What is the Peer Review Audit?


Over the course of years, it can be seen that the importance of audit has considerably increased because of the high degree of importance it has pertaining to the provision of assurance regarding fair play within the organizations.

Therefore, it has enabled a certain level of trust between corporations and the relevant stakeholders, relating to the fact that the financial statements (and the organization) have been taken care of by the auditors, and hence, there is no evidence of malpractice within the firm.

However, given the fact that this responsibility is entrusted by the accountants, it can be seen that there is a need to ensure that accountants are duly accounted for in order to gauge their performance and reliability on a larger scale.


The purpose of the peer review can be defined as a review of accountants, by their fellow accountants, in order to promote quality in the accounting and auditing services, which are provided by CPA firms.

It is mainly carried out in order to ensure that firms are performing at a high standard, which can ensure that they are able to offer opportunities to the firms when it comes to ensuring quality protocols.

It further provides areas for improvement, which can be worked upon by the employees in order to ensure that they are able to improve their service protocol.

The peer review helps to monitor these firms, accounting, and auditing services, which can facilitate higher practice monitoring, as well as the program itself.

Furthermore, it is directed towards improving the overall quality of accounting and finance-related services that are provided by the members, and their respective firms.

Related article  Audit Strategy: Definition | Example | Purpose | Overall Audit Strategy

In this regard, the primitive goal is to serve the larger public interest, as well as enhance the overall credibility and integrity of the membership of the accounting body.

Who can conduct a Peer Review Audit?

In order to conduct a Peer Review Audit, mostly licensed CPAs, who have completed their training, are eligible to audit. Additionally, they are also supposed to meet a few other requirements, which mainly include being an active member of the association, as well as being currently active in public practice at a supervisory level.

In the same manner, the auditor should also have a minimum experience of at least five years of recent experience in public accounting. These eligibility requirements ensure that the auditor has sufficient integrity and experience so that the review is credible and worthwhile.

What are the reasons to conduct a Peer Review Audit?

There are a number of reasons, because of which a peer review audit is conducted. These reasons are based on the rationale that includes the following:

  • Ensuring high quality services provision to clientele: This is created as a scrutiny based tool, in order to ensure that best services are provided to the clientele. If accountants, or the accounting firm knows about the peer review, they know they would be held accountable, and this reasonably increases their accountability to provide top notch audit and assurance services.
  • Review of optimization of internal services: The review helps organizations to optimize their services, and ensure that they are able to identify subsequent areas of improvement. This mainly includes an insight about the existing weaknesses of the firm, which needs to be worked upon, in order to ensure that they are able to work on them in the coming years, for a better service delivery protocol.
  • Provides firms with insights, as well as recommendations for efficiency improvements: In addition to optimization, it also provides the company with valuable resources, which can help users to opt for efficiency when it comes to service delivery and protocols. Hence, it ensures better utilization of services, which directly results in increased efficiency within the service delivery. 
Related article  Audit exemption - What Is It? and 3 Types of Exception


Therefore, it can be seen that the peer review audit can be seen as a highly important part that works for the benefit of both, the public stakeholders, as well as the accountants.

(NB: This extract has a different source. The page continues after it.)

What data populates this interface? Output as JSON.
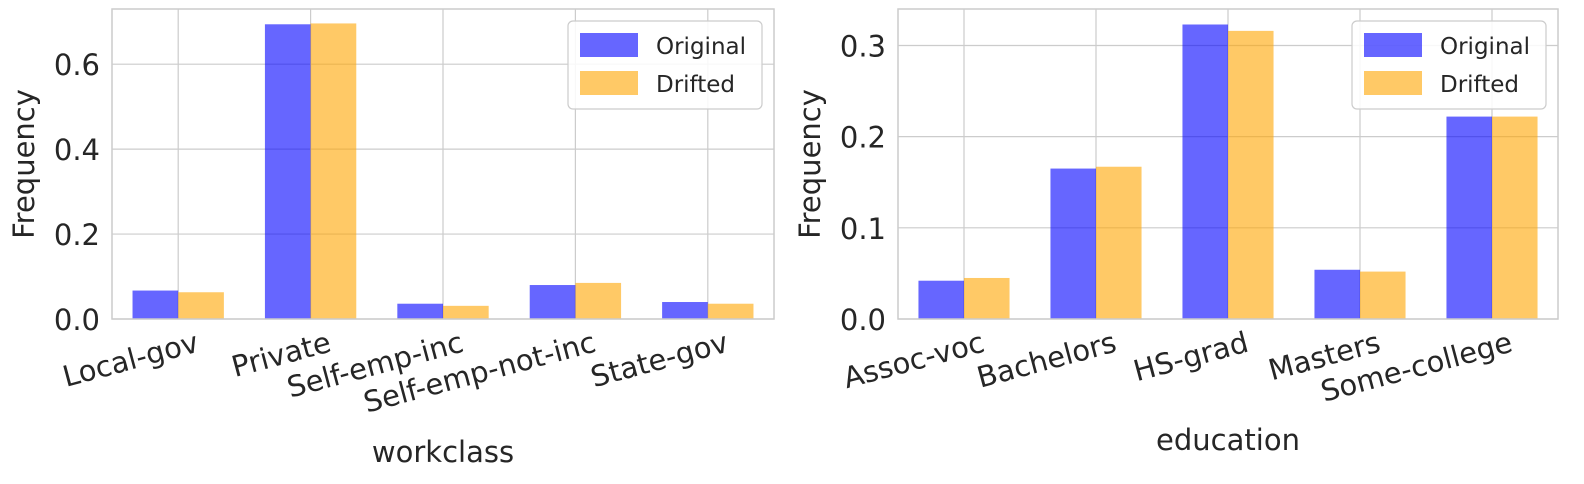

It is a highly important qualitative tool, which can help users to identify top areas for quality improvement, which can help them to learn and grow as a team, so that they can provide better services to their clients, to say the least.

Furthermore, it can also be seen that there is a need to conduct a Peer Review Audit so that there is an audit of the auditor himself. This increases the overall level of accountability in the field of accountancy and gives the public a reason to trust the audit reports.